Osbourne owned a loud little Triumph; John followed in his own car as they drove well out of the city center, into the older districts far from the highway. John couldn’t help smiling with pleasure just at the sight of the sprawling, colonnaded antebellum houses, with the great chandeliers hanging above the portico. Some had small historical markers, too small to read from the road, mounted on the wall beside their oversize front doors. John was lost in admiring the sheer arrogant beauty of them, barely paying attention to where he was going, when he noticed Osbourne’s turn signal was on. He followed, amazed, as the Triumph turned left on to a long driveway which led to one of the mansions.

They passed beneath a porte-cochere to a parking area in the back. Tarpaulins covered some construction debris, and a stack of windows leaned against the steps to the kitchen door.

“This is it?” John said, in a higher voice than he would have liked.

Osbourne was already out of the car, his eye roving critically, but smiling all the same.
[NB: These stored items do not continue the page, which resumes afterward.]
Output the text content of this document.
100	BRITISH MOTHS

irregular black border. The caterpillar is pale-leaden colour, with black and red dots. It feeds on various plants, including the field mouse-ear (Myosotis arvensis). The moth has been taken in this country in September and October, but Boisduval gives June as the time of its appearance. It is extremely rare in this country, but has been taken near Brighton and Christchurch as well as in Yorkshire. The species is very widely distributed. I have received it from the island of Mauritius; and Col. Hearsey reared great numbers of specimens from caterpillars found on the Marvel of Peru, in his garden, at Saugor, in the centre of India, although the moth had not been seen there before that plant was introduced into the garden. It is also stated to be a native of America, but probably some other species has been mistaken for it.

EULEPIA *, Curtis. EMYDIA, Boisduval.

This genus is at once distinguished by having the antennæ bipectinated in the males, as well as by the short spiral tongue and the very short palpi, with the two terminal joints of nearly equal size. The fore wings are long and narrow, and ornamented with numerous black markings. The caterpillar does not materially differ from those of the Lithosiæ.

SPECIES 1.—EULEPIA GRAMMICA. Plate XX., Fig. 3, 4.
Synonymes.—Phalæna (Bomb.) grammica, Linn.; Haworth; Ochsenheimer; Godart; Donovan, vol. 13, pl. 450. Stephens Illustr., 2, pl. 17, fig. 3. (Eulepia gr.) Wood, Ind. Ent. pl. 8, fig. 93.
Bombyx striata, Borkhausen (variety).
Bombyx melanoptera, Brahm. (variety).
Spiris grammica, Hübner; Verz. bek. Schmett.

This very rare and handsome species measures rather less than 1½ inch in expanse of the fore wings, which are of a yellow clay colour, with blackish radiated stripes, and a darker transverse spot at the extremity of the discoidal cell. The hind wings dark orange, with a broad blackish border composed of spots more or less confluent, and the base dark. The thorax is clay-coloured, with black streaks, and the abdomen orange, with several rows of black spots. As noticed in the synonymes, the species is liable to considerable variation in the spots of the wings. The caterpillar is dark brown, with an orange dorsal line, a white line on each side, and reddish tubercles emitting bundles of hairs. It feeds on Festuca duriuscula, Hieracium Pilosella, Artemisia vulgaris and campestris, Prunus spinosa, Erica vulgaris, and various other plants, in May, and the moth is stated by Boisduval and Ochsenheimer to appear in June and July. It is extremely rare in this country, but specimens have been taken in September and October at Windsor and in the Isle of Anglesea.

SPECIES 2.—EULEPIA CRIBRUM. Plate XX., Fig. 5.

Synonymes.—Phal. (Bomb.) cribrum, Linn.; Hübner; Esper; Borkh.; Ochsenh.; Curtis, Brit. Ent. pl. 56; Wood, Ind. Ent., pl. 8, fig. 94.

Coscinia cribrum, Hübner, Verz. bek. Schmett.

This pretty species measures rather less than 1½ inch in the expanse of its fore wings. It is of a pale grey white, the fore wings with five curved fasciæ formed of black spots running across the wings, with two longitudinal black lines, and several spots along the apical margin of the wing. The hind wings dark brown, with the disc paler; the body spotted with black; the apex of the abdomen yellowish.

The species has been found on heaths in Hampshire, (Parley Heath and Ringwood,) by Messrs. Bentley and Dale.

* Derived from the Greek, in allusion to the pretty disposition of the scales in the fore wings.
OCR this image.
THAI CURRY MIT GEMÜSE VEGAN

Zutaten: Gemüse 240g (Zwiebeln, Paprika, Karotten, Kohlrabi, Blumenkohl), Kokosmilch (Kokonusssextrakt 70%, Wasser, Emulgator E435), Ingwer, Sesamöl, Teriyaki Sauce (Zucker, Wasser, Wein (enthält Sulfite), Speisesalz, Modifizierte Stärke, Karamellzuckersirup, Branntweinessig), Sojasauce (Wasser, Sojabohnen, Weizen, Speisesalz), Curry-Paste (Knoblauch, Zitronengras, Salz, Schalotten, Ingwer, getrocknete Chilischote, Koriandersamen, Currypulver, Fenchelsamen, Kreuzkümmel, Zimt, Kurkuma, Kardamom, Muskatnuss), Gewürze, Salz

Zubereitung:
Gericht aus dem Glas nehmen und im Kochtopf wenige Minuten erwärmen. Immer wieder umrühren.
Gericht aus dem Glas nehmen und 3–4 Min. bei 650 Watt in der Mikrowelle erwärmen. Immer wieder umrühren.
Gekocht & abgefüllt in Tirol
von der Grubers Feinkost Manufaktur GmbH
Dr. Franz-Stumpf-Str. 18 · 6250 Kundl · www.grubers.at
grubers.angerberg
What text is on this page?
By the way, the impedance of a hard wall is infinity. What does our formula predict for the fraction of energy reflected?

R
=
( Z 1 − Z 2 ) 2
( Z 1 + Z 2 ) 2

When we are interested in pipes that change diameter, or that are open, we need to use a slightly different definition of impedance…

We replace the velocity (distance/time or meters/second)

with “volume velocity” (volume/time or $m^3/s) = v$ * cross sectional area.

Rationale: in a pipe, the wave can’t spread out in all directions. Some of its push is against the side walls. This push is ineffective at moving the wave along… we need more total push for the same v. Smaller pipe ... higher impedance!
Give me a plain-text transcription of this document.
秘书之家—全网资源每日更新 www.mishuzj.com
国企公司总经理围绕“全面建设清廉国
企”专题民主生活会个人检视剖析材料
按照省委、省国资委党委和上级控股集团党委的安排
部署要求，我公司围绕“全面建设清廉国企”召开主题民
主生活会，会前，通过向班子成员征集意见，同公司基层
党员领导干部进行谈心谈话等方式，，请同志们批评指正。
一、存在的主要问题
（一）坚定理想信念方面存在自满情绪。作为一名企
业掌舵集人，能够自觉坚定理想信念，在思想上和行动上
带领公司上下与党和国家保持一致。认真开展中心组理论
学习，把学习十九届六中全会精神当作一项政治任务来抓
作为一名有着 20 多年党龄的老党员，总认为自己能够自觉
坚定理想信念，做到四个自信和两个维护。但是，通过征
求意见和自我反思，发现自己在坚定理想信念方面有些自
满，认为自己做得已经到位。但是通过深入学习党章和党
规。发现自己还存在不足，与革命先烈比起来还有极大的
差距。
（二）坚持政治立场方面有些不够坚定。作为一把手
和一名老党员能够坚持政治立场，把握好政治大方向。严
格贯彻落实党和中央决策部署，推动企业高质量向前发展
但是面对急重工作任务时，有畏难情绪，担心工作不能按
“Built before the war,” he said. “But the previous owner messed with some of the original interior about sixty years ago, which is a break for us actually, because it’s usually impossible now to get permission to touch anything in the really genuine antebellum homes.” He opened the back door with a key, and they walked into the empty kitchen. Osbourne must have noticed the look on John’s face. “You know the story of Motown Records?” Osbourne said. “They operated out of a row house in a residential neighborhood in Detroit. On a typical day you had people recording backing vocals in the bathroom, people in the living room typing press releases, people working out bridges on the porch. That’s the feel that I want here. Not to make us all feel like we’re a family or any corporate bullshit like that. But work that you do in a place that doesn’t really look like a workplace always has that improvisatory feeling. You know?”

They went through all four stories, room by room; John stopped counting after twenty. Most of the rooms were still empty except for paint cans or stacks of wallboard. A few drafting tables were already set up, and a walk-in closet whose door had been removed was packed with unopened boxes of video equipment. But despite what Mal had said, it seemed that little of the house’s interior structure had been touched, and even unfurnished it was easy to recognize in each room what must have been its old incarnation: a child’s bedroom, a den or study, a servant’s quarters, a pantry. Apart from the profligate size of it, it looked, in a ghostly way, as if it were the result of a careful excavation, like any number of rich people’s homes John had been in as a child; and he briefly entertained the feeling — absurdly paranoid, yet at the same time not altogether unwelcome — that Osbourne had known all this somehow, that he had had John researched in some way. No one else was in the mansion. The sun poured through the uncurtained windows.